I’m planning a sequel to my current fantasy novel, and its going to have a more diverse cast. Older women will definitely feature. Here are some of the things I’m thinking and worrying about.
You might think from the title of this post that I’m about to take you on an intellectual exploration of the roles and representation of older women in the fantasy genre. Or you might know me and expect nothing of the sort.
I don’t study literature, but I read, look, and think, and occasionally I have enough thoughts about a topic that I want to share them.
Or I realise it’s 5:30pm and I’m supposed to write a blog post tonight, and I have no idea what I’m going to write about.
Let’s agree I have no good reason to write about this topic, but that I’m going to do it anyway.
Thinking about diversity in fiction
If you haven’t heard the conversations about diversity and representation in fiction, I don’t know where you’ve been. Isolating in your home for months? Wait, that’s pretty much everyone.
The short version is that the types of characters we meet in fiction tend to be only a tiny fraction of those who exist in real life. That means a lot of people don’t see themselves represented in fiction, and fiction provides a less rich experience even for those who do see themselves represented.
Some groups only ever see themselves stereotyped, written by people who are not them and who don’t make the effort to fully understand them.
Seems kinda sad. We as writers should do better.
Once you as a writer start thinking about how to include characters who are not like you–who may differ because they’re not young, white, cis, straight, able bodied, neurotypical and so on–it gets harder, because how do you faithfully capture an experience that isn’t your own?
Some people say you shouldn’t try to write the stories of marginalised groups you don’t belong to because you reduce the opportunities members of the groups have to tell their own stories. And it’s really hard to get them right.

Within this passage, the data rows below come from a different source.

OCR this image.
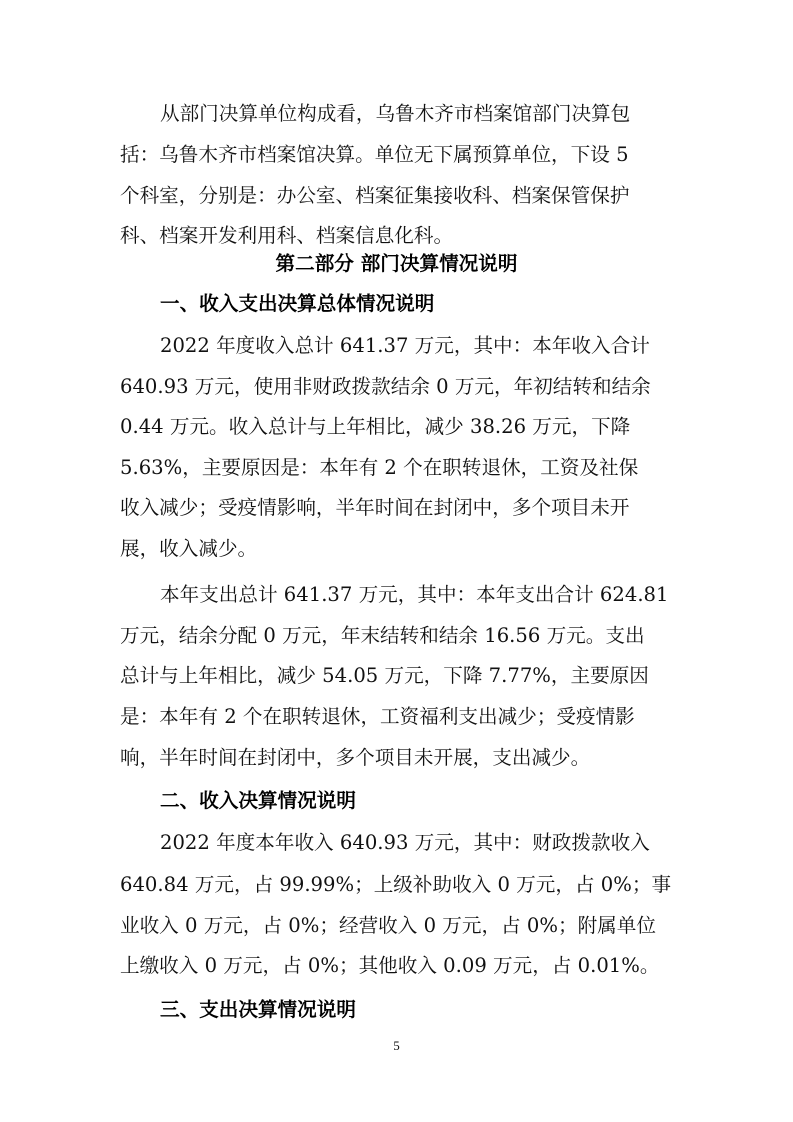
从部门决算单位构成看，乌鲁木齐市档案馆部门决算包
括：乌鲁木齐市档案馆决算。单位无下属预算单位，下设 5
个科室，分别是：办公室、档案征集接收科、档案保管保护
科、档案开发利用科、档案信息化科。
第二部分 部门决算情况说明
一、收入支出决算总体情况说明
2022 年度收入总计 641.37 万元，其中：本年收入合计
640.93 万元，使用非财政拨款结余 0 万元，年初结转和结余
0.44 万元。收入总计与上年相比，减少 38.26 万元，下降
5.63%，主要原因是：本年有 2 个在职转退休，工资及社保
收入减少；受疫情影响，半年时间在封闭中，多个项目未开
展，收入减少。
本年支出总计 641.37 万元，其中：本年支出合计 624.81
万元，结余分配 0 万元，年末结转和结余 16.56 万元。支出
总计与上年相比，减少 54.05 万元，下降 7.77%，主要原因
是：本年有 2 个在职转退休，工资福利支出减少；受疫情影
响，半年时间在封闭中，多个项目未开展，支出减少。
二、收入决算情况说明
2022 年度本年收入 640.93 万元，其中：财政拨款收入
640.84 万元，占 99.99%；上级补助收入 0 万元，占 0%；事
业收入 0 万元，占 0%；经营收入 0 万元，占 0%；附属单位
上缴收入 0 万元，占 0%；其他收入 0.09 万元，占 0.01%。
三、支出决算情况说明
5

There is something to this.
Having mulled over it, drunk, and mulled over it some more, I’m inclined to think non-marginalised writers should exercise extreme caution in writing stories about marginalised people where the story is about the marginalisation. That’s where “don’t tell other people’s stories” holds most true.

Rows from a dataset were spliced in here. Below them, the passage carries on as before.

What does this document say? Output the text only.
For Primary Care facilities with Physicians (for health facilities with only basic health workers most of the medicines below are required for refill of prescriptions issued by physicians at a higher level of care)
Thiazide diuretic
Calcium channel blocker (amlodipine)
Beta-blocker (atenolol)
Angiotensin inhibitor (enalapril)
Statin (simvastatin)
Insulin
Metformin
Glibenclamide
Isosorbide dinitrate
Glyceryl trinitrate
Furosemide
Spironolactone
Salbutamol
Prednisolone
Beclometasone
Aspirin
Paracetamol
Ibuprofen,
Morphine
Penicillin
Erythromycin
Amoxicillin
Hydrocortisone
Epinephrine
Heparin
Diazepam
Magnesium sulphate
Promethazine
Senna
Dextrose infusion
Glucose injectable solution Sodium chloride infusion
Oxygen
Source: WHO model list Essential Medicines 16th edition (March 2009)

But that doesn’t mean we shouldn’t populate our books with people from marginalised groups, because the world is full of such people and their whole lives aren’t about their marginalisations. They have hopes and dreams, get lonely, fall in love, slay dragons, and save empires.
Obviously if you’re writing about a marginalised group that you don’t belong to you should question your assumptions. What you think you know about the group is probably stereotypes perpetuated by the majority. Do your research, preferably using firsthand accounts, and consider using sensitivity readers.
Isn’t it a lot of work?
Um, you’re writing a novel. If it’s not a lot of work you’re doing it wrong.
Older women in fantasy
I’m currently planning the sequel to my work in progress (WIP) and I’ve realised with some embarrassment how closely the cast of my WIP sticks to the people we usually see in fantasy.
The sequel will have a few of the same characters, but also a lot of new ones. Now’s my chance to make a more interesting and diverse cast.
I’m not talking about diversity for diversity’s sake, but realistic diversity because it makes a better story.
I’m not saying this will be the limit of it, but one character I really want to include is an older woman. Why? Because women above the age of about thirty are sadly lacking from fantasy novels, and the setting I have in mind is a natural place for them to be.
Modern Western society in general is obsessed with youth, and fantasy novels (not just YA) take this to extremes. Sure we get old men–mentors, wizards, sages–but so few old women.
In real life there are so many kick-ass women over the age of forty running around, so many over the age of sixty. They’re not all crones or hilarious and free-spirited, and they don’t all look strangely ageless.
They’re heroes of their own stories.
The role of protagonist in my story is already taken, but I have a casting call out for major side characters. I want some of these kick-ass women to claim a spot.
To break the stereotypes I first need to know the stereotypes, and that’s what I’m working on now. Fortunately, or perhaps not, it’s sadly easy to find discussions of the stereotypes of older women not only in fiction, but in life.
I’m not going to be able to overturn them all, but if I can capture a sixty-year-old woman who, like I aim my other major characters to be, is flawed and spectacular, a hero and an agent, then I will consider this a success.
Sixteen-year-olds shouldn’t be the only ones who get to have adventures.
What do you think about diversity in fantasy? How do you approach it? Does trying to do it right scare you as much as it scares me? Do you think I’m approaching this right or do you have better suggestions?
Can you think of stereotypes of older woman I should avoid?
I’m actively working on this so I’d really value your input.
These can be sensitive issues, so please be the kind, respectful people I know you are.